A Delegação de Bragança da Cruz Vermelha Portuguesa foi distinguida, por unanimidade, com a Bandeira de Mérito Social, atribuída pelo Conselho Consultivo da  Associação Nacional de Gerontologia Social.

Criado em 2022, este selo “reconhece publicamente o serviço de excelência e o impacto real das respostas sociais da Delegação junto da comunidade, com especial enfoque na promoção da qualidade de vida, suporte e dignidade das pessoas idosas da região”.

A distinção visa “incentivar modelos de intervenção que privilegiam a dignidade humana, a inclusão e o bem-estar social — valores que fazem parte da génese da Cruz Vermelha Portuguesa —, consolidando a instituição como uma referência incontornável no setor social e humanitário”, frisa a delegação brigantina.

O Centro de Educação Especial (CEE), resposta social da Santa Casa da Misericórdia de Bragança, também foi distinguido com a Bandeira de Mérito Social.
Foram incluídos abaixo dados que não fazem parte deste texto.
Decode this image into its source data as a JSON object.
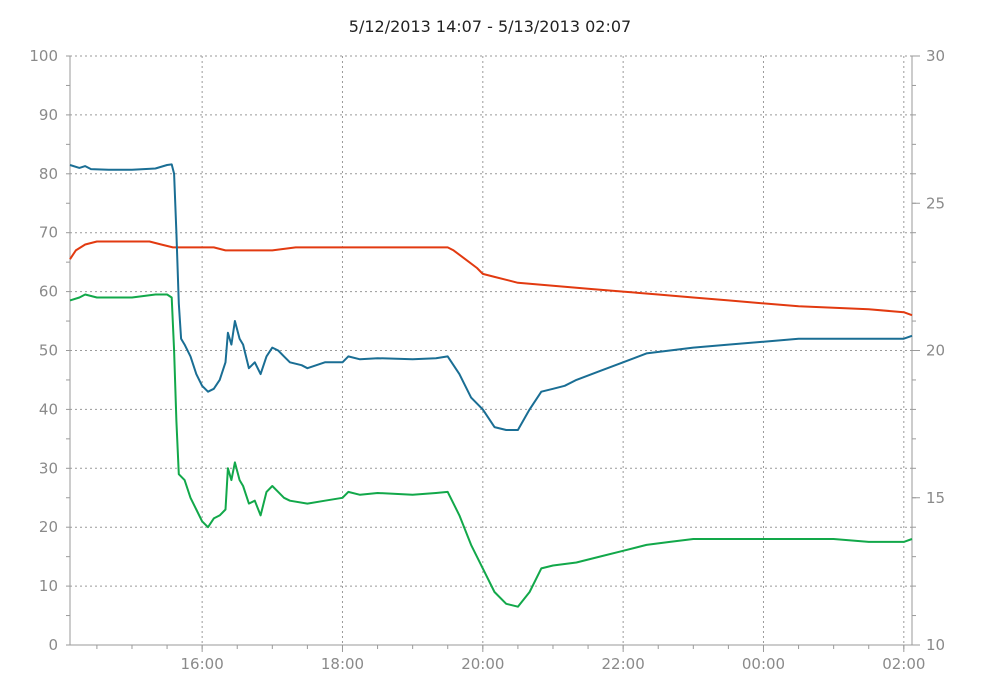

Para o provedor da Santa Casa da Misericórdia de Bragança, José Duarte Fernandes, esta distinção representa “um momento de enorme orgulho institucional”, que reconhece o trabalho desenvolvido pelo CEE e reforça a missão da instituição no apoio às pessoas mais vulneráveis da comunidade.

Segundo disse ainda, “é uma honra receber este selo de qualidade e uma motivação acrescida para continuar a inovar e a cuidar”.

Também a diretora técnica do CEE, Anabela Pires, considera que este reconhecimento é “mais do que um troféu”, descrevendo-o como “o espelho de um compromisso diário com a dignidade humana”.

A responsável destacou ainda que o trabalho desenvolvido pelo centro tem acompanhado as exigências de uma sociedade em constante mudança, defendendo que questões como a doença mental, o envelhecimento populacional e a deficiência devem ser encaradas como desafios centrais, exigindo novas perspetivas e respostas adequadas.

Segundo Anabela Pires, a atribuição da bandeira valida o trabalho desenvolvido pela instituição na promoção da inclusão e da autonomia dos utentes, valorizando o contributo de toda a equipa, parceiros e famílias.